Chapter 24
Jul 4, 2025
My mother knocks gently at my door.
It’s the first sound I’ve heard from her in hours. Maybe days. She hasn’t spoken since the leak. Not on the ride home. Not when I stood in the foyer and handed over my phone.
Not even when my father slammed the study door and said, “You’ve humiliated this family.”
She just walked past me like I was air. Like I didn’t exist.
But now she’s here.
I’m sitting on my childhood bed in a room that doesn’t feel like mine anymore. The walls still have the ballet posters and the ribbons, but it all feels like it belongs to someone else. A girl who believed that working hard and following rules would keep her safe. A girl who didn’t know what it meant to be hated for loving the wrong person.
She opens the door slowly, like she’s afraid I’ll shatter if she moves too fast.
She doesn’t say anything right away. She just walks over and sits beside me, smoothing her skirt like she’s rehearsed this moment a thousand times and never once got it right.
“I was like you once,” she begins.
I don’t move. I don’t speak. I don’t trust my voice.
“Headstrong. In love. At this school.”
I blink. I turn to her. “You went to St. Augustine’s?”
She nods, a bitter smile tugging at her lips. “A long time ago. Before I was a wife. Before I was someone’s cautionary tale.”
I stare at her. The version of her I’ve always known—silent, elegant, obedient—is crumbling right in front of me.
She swallows, hard. “I loved someone who didn’t come with a pedigree. So they made me marry someone who did.”
Her voice cracks.
And for the first time in my life, I see it—regret. Not the polite, quiet kind. The screaming kind.
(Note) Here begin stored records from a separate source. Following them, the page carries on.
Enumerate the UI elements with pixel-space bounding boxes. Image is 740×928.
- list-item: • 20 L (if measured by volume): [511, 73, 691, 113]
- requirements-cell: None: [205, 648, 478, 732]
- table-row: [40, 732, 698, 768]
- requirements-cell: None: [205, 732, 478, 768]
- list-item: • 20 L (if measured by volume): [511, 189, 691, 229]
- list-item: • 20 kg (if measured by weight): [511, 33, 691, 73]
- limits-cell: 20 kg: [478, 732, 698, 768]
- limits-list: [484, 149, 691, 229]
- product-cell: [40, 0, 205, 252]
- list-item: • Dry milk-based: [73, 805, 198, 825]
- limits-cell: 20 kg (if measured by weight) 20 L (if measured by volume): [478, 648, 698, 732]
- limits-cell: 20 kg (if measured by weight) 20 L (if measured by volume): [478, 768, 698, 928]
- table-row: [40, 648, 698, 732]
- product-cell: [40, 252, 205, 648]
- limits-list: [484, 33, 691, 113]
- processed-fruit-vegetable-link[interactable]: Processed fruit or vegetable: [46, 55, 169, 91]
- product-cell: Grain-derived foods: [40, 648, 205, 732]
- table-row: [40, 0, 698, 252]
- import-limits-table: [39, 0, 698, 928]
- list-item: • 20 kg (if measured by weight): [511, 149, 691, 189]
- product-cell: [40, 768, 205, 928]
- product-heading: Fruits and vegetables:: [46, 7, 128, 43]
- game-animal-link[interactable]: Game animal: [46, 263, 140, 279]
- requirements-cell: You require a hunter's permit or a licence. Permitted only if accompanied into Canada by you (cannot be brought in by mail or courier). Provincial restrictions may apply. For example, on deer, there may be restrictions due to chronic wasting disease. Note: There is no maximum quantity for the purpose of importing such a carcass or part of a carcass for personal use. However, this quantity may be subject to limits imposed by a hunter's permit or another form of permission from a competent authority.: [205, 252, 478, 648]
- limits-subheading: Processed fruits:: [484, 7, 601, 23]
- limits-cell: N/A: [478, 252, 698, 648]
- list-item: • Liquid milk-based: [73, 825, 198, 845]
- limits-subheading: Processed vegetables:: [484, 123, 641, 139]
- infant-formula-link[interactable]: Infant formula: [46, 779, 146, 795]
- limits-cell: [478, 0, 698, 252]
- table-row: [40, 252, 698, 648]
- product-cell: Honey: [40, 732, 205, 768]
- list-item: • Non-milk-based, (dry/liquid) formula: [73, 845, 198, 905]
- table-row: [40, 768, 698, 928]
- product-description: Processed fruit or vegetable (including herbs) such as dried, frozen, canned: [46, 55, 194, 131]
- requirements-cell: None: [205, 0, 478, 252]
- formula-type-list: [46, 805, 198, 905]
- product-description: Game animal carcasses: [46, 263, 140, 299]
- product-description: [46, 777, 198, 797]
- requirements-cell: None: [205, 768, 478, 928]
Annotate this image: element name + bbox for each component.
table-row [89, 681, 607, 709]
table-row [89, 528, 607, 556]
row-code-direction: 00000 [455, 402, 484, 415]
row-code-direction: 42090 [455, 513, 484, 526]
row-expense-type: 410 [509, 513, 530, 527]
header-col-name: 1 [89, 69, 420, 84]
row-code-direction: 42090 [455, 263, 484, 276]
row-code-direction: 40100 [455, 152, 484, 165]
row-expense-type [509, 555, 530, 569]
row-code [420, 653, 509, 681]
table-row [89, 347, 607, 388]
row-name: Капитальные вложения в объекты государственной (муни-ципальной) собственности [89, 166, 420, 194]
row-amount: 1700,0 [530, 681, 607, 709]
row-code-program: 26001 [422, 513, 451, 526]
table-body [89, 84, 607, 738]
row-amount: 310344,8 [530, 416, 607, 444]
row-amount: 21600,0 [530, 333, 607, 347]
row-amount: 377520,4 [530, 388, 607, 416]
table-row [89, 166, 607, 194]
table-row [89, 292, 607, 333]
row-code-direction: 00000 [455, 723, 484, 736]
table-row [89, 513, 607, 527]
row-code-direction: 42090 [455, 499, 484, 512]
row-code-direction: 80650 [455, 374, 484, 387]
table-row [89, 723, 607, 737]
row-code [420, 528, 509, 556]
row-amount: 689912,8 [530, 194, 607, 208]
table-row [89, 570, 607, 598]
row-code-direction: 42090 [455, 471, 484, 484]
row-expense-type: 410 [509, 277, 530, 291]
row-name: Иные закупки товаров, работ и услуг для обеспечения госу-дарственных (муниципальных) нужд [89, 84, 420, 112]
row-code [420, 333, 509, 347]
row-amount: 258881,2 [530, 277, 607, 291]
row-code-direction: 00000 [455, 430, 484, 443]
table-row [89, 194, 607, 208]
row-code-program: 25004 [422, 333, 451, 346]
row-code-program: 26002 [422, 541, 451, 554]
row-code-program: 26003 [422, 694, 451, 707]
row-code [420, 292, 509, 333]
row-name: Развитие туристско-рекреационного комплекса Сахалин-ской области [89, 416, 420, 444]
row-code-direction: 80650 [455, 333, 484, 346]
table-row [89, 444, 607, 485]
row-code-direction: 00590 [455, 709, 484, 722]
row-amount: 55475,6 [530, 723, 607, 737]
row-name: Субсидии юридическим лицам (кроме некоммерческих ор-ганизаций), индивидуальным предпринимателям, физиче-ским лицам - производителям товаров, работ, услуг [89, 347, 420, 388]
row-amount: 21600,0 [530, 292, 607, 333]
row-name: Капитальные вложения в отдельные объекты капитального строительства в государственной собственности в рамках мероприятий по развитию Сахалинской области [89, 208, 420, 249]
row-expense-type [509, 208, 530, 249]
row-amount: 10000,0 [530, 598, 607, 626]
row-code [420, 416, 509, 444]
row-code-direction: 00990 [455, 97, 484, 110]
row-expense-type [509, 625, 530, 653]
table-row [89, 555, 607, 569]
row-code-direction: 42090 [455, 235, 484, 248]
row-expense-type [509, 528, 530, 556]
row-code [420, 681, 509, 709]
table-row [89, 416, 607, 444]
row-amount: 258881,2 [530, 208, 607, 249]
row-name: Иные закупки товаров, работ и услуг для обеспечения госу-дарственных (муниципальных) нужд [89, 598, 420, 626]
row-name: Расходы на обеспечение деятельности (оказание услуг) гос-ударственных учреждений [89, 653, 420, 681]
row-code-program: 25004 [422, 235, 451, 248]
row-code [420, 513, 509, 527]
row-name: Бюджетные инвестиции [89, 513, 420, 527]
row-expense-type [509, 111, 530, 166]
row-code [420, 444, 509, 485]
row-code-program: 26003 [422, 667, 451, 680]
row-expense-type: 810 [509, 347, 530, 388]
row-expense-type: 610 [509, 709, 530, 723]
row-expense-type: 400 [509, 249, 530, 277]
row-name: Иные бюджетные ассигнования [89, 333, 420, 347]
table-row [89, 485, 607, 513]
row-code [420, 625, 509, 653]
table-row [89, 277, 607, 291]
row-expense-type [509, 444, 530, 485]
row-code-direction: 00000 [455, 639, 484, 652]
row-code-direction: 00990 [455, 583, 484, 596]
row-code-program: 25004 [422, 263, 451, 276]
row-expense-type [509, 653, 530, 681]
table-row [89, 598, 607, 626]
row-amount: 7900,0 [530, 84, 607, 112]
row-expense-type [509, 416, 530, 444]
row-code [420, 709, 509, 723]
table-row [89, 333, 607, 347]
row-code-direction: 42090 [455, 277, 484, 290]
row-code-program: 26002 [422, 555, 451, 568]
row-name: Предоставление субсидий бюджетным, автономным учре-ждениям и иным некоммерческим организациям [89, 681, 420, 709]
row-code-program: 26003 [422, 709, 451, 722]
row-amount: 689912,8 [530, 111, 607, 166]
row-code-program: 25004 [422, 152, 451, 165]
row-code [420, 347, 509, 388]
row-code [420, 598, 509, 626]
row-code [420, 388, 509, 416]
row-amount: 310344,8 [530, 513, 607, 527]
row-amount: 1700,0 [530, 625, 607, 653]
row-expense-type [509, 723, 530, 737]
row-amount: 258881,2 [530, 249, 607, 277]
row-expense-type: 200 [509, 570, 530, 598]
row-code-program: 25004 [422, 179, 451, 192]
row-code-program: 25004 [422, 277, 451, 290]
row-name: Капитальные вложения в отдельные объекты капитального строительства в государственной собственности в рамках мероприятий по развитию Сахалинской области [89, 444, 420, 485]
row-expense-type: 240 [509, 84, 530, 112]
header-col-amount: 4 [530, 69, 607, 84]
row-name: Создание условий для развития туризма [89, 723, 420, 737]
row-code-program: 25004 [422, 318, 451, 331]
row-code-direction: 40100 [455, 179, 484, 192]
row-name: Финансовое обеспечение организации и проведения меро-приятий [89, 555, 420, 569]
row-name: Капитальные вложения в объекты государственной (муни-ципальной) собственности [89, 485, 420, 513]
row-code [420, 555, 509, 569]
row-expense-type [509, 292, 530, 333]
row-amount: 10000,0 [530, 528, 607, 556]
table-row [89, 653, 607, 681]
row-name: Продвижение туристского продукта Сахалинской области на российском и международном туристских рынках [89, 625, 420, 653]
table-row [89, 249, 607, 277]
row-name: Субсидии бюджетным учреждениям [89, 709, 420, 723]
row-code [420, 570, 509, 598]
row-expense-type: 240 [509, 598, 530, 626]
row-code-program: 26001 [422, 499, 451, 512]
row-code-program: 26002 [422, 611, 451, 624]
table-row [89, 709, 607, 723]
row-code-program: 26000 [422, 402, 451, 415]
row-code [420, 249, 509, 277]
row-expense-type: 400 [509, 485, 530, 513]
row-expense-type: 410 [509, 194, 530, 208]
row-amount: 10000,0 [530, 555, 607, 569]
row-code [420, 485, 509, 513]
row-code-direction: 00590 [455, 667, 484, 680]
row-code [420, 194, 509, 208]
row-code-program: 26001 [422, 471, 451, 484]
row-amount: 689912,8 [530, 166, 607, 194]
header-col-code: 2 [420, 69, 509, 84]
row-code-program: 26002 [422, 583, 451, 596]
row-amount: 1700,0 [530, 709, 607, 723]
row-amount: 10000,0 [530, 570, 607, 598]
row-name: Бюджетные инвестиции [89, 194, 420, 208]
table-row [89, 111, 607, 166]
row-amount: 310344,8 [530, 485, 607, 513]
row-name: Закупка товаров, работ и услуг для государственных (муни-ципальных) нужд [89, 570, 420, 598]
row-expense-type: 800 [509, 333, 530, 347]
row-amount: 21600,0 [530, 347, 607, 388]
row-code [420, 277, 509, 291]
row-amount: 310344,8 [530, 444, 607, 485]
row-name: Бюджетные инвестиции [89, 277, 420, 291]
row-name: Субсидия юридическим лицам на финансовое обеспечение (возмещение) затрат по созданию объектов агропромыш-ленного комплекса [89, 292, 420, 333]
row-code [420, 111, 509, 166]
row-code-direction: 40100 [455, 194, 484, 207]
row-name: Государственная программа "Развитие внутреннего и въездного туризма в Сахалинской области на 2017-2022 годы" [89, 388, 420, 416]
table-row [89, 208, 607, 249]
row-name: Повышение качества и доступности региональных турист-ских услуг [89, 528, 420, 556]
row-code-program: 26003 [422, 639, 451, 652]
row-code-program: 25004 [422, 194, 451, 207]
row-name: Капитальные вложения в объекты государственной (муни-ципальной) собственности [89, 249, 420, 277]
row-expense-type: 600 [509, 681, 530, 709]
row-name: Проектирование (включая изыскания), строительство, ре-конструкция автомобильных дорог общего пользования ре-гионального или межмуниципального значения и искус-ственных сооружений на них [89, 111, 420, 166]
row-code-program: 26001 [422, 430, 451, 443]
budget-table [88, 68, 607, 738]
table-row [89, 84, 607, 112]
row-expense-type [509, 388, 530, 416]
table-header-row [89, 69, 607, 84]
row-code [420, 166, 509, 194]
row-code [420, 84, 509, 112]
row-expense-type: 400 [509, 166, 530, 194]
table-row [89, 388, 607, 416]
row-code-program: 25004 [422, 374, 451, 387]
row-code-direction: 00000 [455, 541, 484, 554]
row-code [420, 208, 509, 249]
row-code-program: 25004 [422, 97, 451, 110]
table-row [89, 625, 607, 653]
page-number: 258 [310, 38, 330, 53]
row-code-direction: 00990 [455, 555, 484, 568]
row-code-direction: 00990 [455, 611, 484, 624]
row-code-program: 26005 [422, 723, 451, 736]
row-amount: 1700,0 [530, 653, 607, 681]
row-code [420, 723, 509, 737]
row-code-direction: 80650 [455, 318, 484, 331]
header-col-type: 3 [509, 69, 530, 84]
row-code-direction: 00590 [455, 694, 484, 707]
The kind that never really dies.
“I thought I could survive it,” she says. “I thought I could learn to love what they chose for me.”
I glance at the hallway, half-expecting my father to appear like a shadow. But it’s just us.
“You didn’t?” I whisper.
Her hands twist in her lap. “I learned to smile through it. That’s not the same.”
“Why didn’t you fight back?” I ask, my voice trembling. “Why didn’t you run? Or scream?”
“I wanted to,” she breathes. “But wanting isn’t always enough when you’re raised to be obedient. When every part of you is trained to say ‘yes’ even when your heart is screaming ‘no.’”
I want to ask a hundred questions. Who was he? What happened? Does she still love him? But I don’t ask. Because what she says next matters more than any name.
“Don’t let them rewrite your life. Don’t let them erase you.”
She looks me in the eye, fiercer than I’ve ever seen.
“Do what I couldn’t. Fight for who you are. Or you’ll spend your life pleasing men who hate you.”
The words land like fire in my lungs. And suddenly, all the quiet rage I’ve been holding in—every injustice, every cruel comment, every time I was told to sit still and smile—it all begins to rise.
“I thought you hated me,” I whisper. “For what happened. For the photos. For… Grayson.”
“I hated how powerless I felt,” she says. “I hated that I couldn’t protect you. That I didn’t know how.”
I shake my head, bitter. “You didn’t even look at me.”
“I was ashamed,” she says, tears pooling in her eyes. “Not of you. Of myself. Of all the years I stayed quiet and told myself it was strength. Of how I watched you walk into the same trap I did and said nothing.”
Her voice breaks. “I failed you.”
“No,” I whisper. “You didn’t. Not now.”
Tears burn at the edges of my eyes. I’ve spent weeks trying not to cry, not to fall apart. But now, sitting here with the only person who’s ever truly known what it’s like to be told who to love and how to live—I can’t hold it in.
I hug her. Hard. Like I’m anchoring myself to a truth I didn’t know I needed.
We cry.
The tears aren’t graceful. They’re messy. Years of silence unraveling in sobs and broken apologies. She holds me like she’s trying to say everything she never could.
And just like that, the spell of obedience shatters.